North Seattle College has put forward a plan to offer nearly 200 affordable housing units for community members on its campus. But first it must negotiate a highly specific leasing arrangement with developers and win the approval of its trustees and the state community and technical colleges board.

Though more than a dozen Washington state community and technical colleges offer some form of housing on or near campuses, North Seattle is not proposing dormitories. It’s pursuing a plan to offer affordable apartments and increase college enrollment amid a development boom in the city’s Northgate neighborhood. 

The neighborhood is changing fast, with the arrival of the Seattle Kraken pro hockey franchise and opening of the Northgate light-rail station and pedestrian-bicycle bridge over the I-5 freeway last fall. 

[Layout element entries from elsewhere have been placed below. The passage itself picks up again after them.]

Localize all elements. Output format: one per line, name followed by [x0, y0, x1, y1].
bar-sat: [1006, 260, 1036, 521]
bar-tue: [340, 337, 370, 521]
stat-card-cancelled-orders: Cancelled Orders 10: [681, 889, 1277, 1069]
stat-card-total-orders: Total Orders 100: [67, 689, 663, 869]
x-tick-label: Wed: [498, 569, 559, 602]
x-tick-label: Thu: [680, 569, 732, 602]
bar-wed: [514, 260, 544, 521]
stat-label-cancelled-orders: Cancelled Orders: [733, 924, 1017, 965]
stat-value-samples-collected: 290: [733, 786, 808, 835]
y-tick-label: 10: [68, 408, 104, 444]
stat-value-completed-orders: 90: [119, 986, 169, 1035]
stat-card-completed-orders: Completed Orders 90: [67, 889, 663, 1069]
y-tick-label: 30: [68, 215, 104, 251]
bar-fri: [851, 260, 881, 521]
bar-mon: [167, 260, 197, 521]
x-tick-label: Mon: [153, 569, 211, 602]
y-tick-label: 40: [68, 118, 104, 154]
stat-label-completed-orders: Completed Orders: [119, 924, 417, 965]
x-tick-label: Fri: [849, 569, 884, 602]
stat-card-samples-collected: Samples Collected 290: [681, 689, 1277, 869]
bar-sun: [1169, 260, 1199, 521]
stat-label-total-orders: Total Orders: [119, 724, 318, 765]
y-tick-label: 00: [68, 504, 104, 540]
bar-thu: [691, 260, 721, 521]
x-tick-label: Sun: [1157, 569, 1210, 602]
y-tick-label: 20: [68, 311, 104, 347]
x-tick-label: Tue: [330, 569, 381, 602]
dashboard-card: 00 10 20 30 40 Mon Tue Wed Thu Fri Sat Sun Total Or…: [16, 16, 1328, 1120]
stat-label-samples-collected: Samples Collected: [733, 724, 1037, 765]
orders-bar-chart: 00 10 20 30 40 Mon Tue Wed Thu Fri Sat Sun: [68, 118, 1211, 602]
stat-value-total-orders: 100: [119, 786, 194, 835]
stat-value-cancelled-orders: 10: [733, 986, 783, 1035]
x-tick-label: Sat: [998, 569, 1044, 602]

“We’re in a dynamic community right now, growing by leaps and bounds,” said North Seattle College President Chemene Crawford during a Tuesday afternoon meeting with the State Board for Community and Technical Colleges (SBCTC). 

“We’re no longer a sleepy, quiet little neighborhood. We can no longer be a sleepy, quiet little college,” she said. 

The college has proposed leasing a 2.26-acre parcel of land located on the southwest corner of campus for development by the Chief Seattle Club, a Native American-led housing and human services agency, and Bellwether Housing, an affordable housing nonprofit. The two agencies would be responsible for financing, developing and operating the housing project and 67 tenant parking spaces. The term of lease would be 87 years, including two years of construction. 


Though units would be open to all who qualify for affordable housing, the college hopes to serve members of the American Indian and Alaska Native communities. When the college first went to SBCTC in March 2021, the initial proposal included the construction of a free-standing 5,000-square-foot Coast Salish longhouse. But Crawford said Tuesday there wasn’t an agreement among community partners about who would run cultural programs in the longhouse. 

Reconfigured plans now feature an “Intellectual House,” described as “a multi-service/multi-cultural learning and gathering space.” It will be situated on the first floor of the complex with its own dedicated entrance on the north side of the facility, separate from the entrance to the housing portion of the building. The Intellectual House would be operated and maintained by North Seattle College.

SBCTC members raised questions about the extensive term and management of the lease, whether it was the best use of the land, terms of labor practices for the project and mitigation of environmental impact, but ultimately passed a resolution giving the college the green light to enter negotiations. The Seattle Colleges board of trustees — which oversees North Seattle College — will have to approve the terms of the lease before it returns to SBCTC for approval. 

Crawford said she believes this project is the best use for the land, which she said community members currently use as an unofficial dog park, and is aligned with the college’s mission and purpose of supporting students and community members. 

“If we sold that land, we could have a minimart next to us and have zero control of what happens here,” the college president said. She added that the college still has land that could be designated for campus expansion if needed. 

Terence Hsiao, vice chancellor for finance and operations, noted that the college has experienced an approximately 30% decline in enrollment and that the pandemic has also affected students’ preferences toward learning in-person. 


“We feel very comfortable that we’re not putting our growth and ability to serve our students 80-90 years from now at risk,” he said. 

Crawford said that affordable housing projects “are popping up” all over the area. Earlier this month, the city announced a $22 million investment toward establishing 267 rent- and income-restricted homes in the Northgate and South Park neighborhoods.

But she described the North Seattle College project as a harbinger for educational advancement. “This gives us the opportunity to … meet the students in our community where they are. This will help the college thrive, rebuild enrollment and move forward.”